What this calculator does
This tool evaluates the second derivative of the gain-parameterized logistic sigmoid, written \(s''_a(x)\), at a point \(x\) for a chosen gain \(a\) (the slope parameter, often called alpha). The logistic sigmoid is one of the most common activation functions in neural networks and statistical models, and its derivatives appear throughout gradient-based training and curvature analysis.
The formulas
The gain-\(a\) sigmoid is \(s_a(x) = 1 / (1 + e^{-a x})\). Its first derivative is \(s'_a(x) = a \cdot s \cdot (1 - s)\), and its second derivative is $$s''_a(x) = a^2 \cdot s \cdot (1 - s) \cdot (1 - 2s),$$ where \(s = s_a(x)\). Because everything is expressed in terms of \(s\), the calculator first computes \(s\) and then reuses it for both derivatives.

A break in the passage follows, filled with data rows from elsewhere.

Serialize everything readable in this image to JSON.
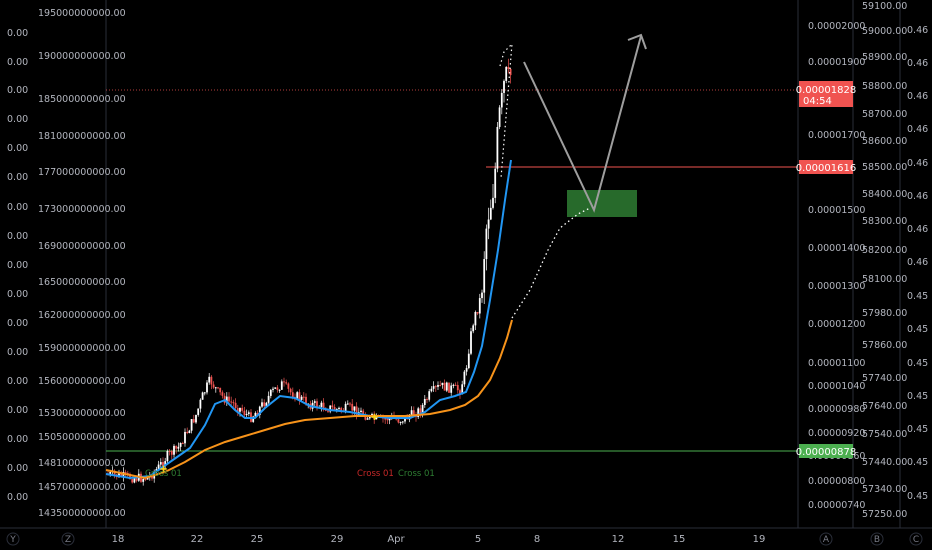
{
  "chart_data": {
    "type": "candlestick",
    "x_ticks": [
      "18",
      "22",
      "25",
      "29",
      "Apr",
      "5",
      "8",
      "12",
      "15",
      "19"
    ],
    "axis_far_left": [
      "0.00",
      "0.00",
      "0.00",
      "0.00",
      "0.00",
      "0.00",
      "0.00",
      "0.00",
      "0.00",
      "0.00",
      "0.00",
      "0.00",
      "0.00",
      "0.00",
      "0.00",
      "0.00",
      "0.00",
      "0.00"
    ],
    "axis_left": [
      "195000000000.00",
      "190000000000.00",
      "185000000000.00",
      "181000000000.00",
      "177000000000.00",
      "173000000000.00",
      "169000000000.00",
      "165000000000.00",
      "162000000000.00",
      "159000000000.00",
      "156000000000.00",
      "153000000000.00",
      "150500000000.00",
      "148100000000.00",
      "145700000000.00",
      "143500000000.00"
    ],
    "axis_main": [
      "0.00002000",
      "0.00001900",
      "0.00001700",
      "0.00001500",
      "0.00001400",
      "0.00001300",
      "0.00001200",
      "0.00001100",
      "0.00001040",
      "0.00000980",
      "0.00000920",
      "0.00000860",
      "0.00000800",
      "0.00000740"
    ],
    "axis_r2": [
      "59100.00",
      "59000.00",
      "58900.00",
      "58800.00",
      "58700.00",
      "58600.00",
      "58500.00",
      "58400.00",
      "58300.00",
      "58200.00",
      "58100.00",
      "57980.00",
      "57860.00",
      "57740.00",
      "57640.00",
      "57540.00",
      "57440.00",
      "57340.00",
      "57250.00"
    ],
    "axis_r3": [
      "0.46",
      "0.46",
      "0.46",
      "0.46",
      "0.46",
      "0.46",
      "0.46",
      "0.46",
      "0.45",
      "0.45",
      "0.45",
      "0.45",
      "0.45",
      "0.45",
      "0.45",
      "0.45",
      "0.45",
      "0.45",
      "0.45"
    ],
    "price_current": "0.00001828",
    "countdown": "04:54",
    "level_resistance": "0.00001616",
    "level_support": "0.00000878",
    "annotations": [
      {
        "text": "Cross 01",
        "color": "#c62828"
      },
      {
        "text": "Cross 01",
        "color": "#2e7d32"
      }
    ],
    "corner_labels": {
      "y": "Y",
      "z": "Z",
      "a": "A",
      "b": "B",
      "c": "C"
    },
    "colors": {
      "up": "#ffffff",
      "down": "#ef5350",
      "ema_fast": "#2196f3",
      "ema_slow": "#f7931a",
      "current_line": "#f05350",
      "support_line": "#4caf50",
      "zone": "#3a8a3a"
    }
  }
}
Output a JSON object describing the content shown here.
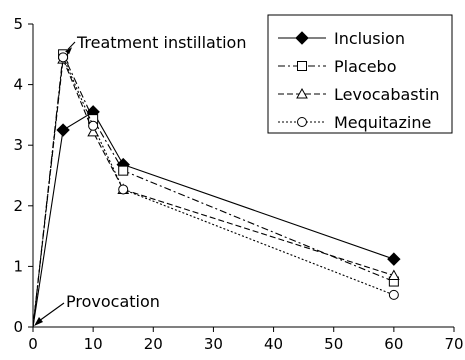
{
  "chart_data": {
    "type": "line",
    "title": "",
    "xlabel": "",
    "ylabel": "",
    "xlim": [
      0,
      70
    ],
    "ylim": [
      0,
      5
    ],
    "xticks": [
      0,
      10,
      20,
      30,
      40,
      50,
      60,
      70
    ],
    "yticks": [
      0,
      1,
      2,
      3,
      4,
      5
    ],
    "grid": false,
    "legend_position": "top-right",
    "series": [
      {
        "name": "Inclusion",
        "marker": "diamond-filled",
        "dash": "solid",
        "x": [
          0,
          5,
          10,
          15,
          60
        ],
        "y": [
          0,
          3.25,
          3.55,
          2.68,
          1.12
        ]
      },
      {
        "name": "Placebo",
        "marker": "square-open",
        "dash": "dashdot",
        "x": [
          0,
          5,
          10,
          15,
          60
        ],
        "y": [
          0,
          4.5,
          3.43,
          2.58,
          0.75
        ]
      },
      {
        "name": "Levocabastin",
        "marker": "triangle-open",
        "dash": "dashed",
        "x": [
          0,
          5,
          10,
          15,
          60
        ],
        "y": [
          0,
          4.42,
          3.22,
          2.27,
          0.85
        ]
      },
      {
        "name": "Mequitazine",
        "marker": "circle-open",
        "dash": "dotted",
        "x": [
          0,
          5,
          10,
          15,
          60
        ],
        "y": [
          0,
          4.45,
          3.32,
          2.27,
          0.53
        ]
      }
    ],
    "annotations": [
      {
        "text": "Treatment instillation",
        "x": 5,
        "y": 4.5
      },
      {
        "text": "Provocation",
        "x": 0,
        "y": 0
      }
    ]
  }
}
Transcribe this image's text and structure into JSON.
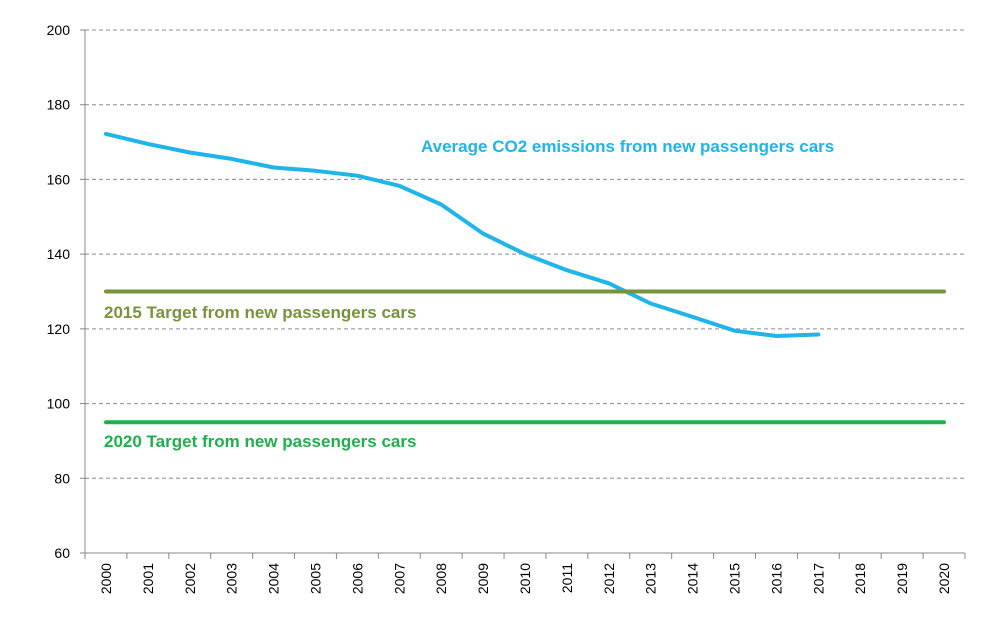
{
  "chart_data": {
    "type": "line",
    "title": "",
    "xlabel": "",
    "ylabel": "",
    "x": [
      "2000",
      "2001",
      "2002",
      "2003",
      "2004",
      "2005",
      "2006",
      "2007",
      "2008",
      "2009",
      "2010",
      "2011",
      "2012",
      "2013",
      "2014",
      "2015",
      "2016",
      "2017",
      "2018",
      "2019",
      "2020"
    ],
    "ylim": [
      60,
      200
    ],
    "y_ticks": [
      60,
      80,
      100,
      120,
      140,
      160,
      180,
      200
    ],
    "grid": true,
    "series": [
      {
        "name": "Average CO2 emissions from new passengers cars",
        "color": "#1fb4ea",
        "values": [
          172.2,
          169.5,
          167.2,
          165.5,
          163.2,
          162.3,
          161.0,
          158.3,
          153.3,
          145.5,
          140.0,
          135.7,
          132.2,
          126.8,
          123.2,
          119.5,
          118.1,
          118.5,
          null,
          null,
          null
        ]
      },
      {
        "name": "2015 Target from new passengers cars",
        "color": "#77933c",
        "values": [
          130,
          130,
          130,
          130,
          130,
          130,
          130,
          130,
          130,
          130,
          130,
          130,
          130,
          130,
          130,
          130,
          130,
          130,
          130,
          130,
          130
        ]
      },
      {
        "name": "2020 Target from new passengers cars",
        "color": "#1eb04b",
        "values": [
          95,
          95,
          95,
          95,
          95,
          95,
          95,
          95,
          95,
          95,
          95,
          95,
          95,
          95,
          95,
          95,
          95,
          95,
          95,
          95,
          95
        ]
      }
    ]
  }
}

The denominator \(1 + e^{-a x}\) is always positive, so there is never a division-by-zero issue.
How to use it
Enter the gain \(a\) (default 1) and the evaluation point \(x\) (default 0.5), then read off the sigmoid value, first derivative, and the headline second derivative. To find the inflection point, note that \(s''_a(x) = 0\) exactly where \(s = 0.5\), which happens at \(x = 0\) for any gain.
Worked example
With \(a = 1\) and \(x = 0.5\): \(e^{-0.5} = 0.606531\), so $$s = \frac{1}{1.606531} = 0.622459.$$ Then \(1 - s = 0.377541\) and $$s' = 1 \cdot 0.622459 \cdot 0.377541 = 0.235004.$$ Finally \(1 - 2s = -0.244919\), giving $$s'' = 1 \cdot 0.235004 \cdot (-0.244919) = -0.057557.$$
FAQ
What does the gain \(a\) do? It scales the steepness of the sigmoid; larger \(a\) produces a sharper transition. Setting \(a = 0\) makes \(s = 0.5\) everywhere, so both derivatives are 0.
Where is the second derivative zero? At \(x = 0\), the inflection point, where the sigmoid switches from convex to concave.
Is it numerically stable? Yes — for negative \(a x\) the calculator uses the equivalent form \(e^{a x}/(1 + e^{a x})\) to avoid exponential overflow.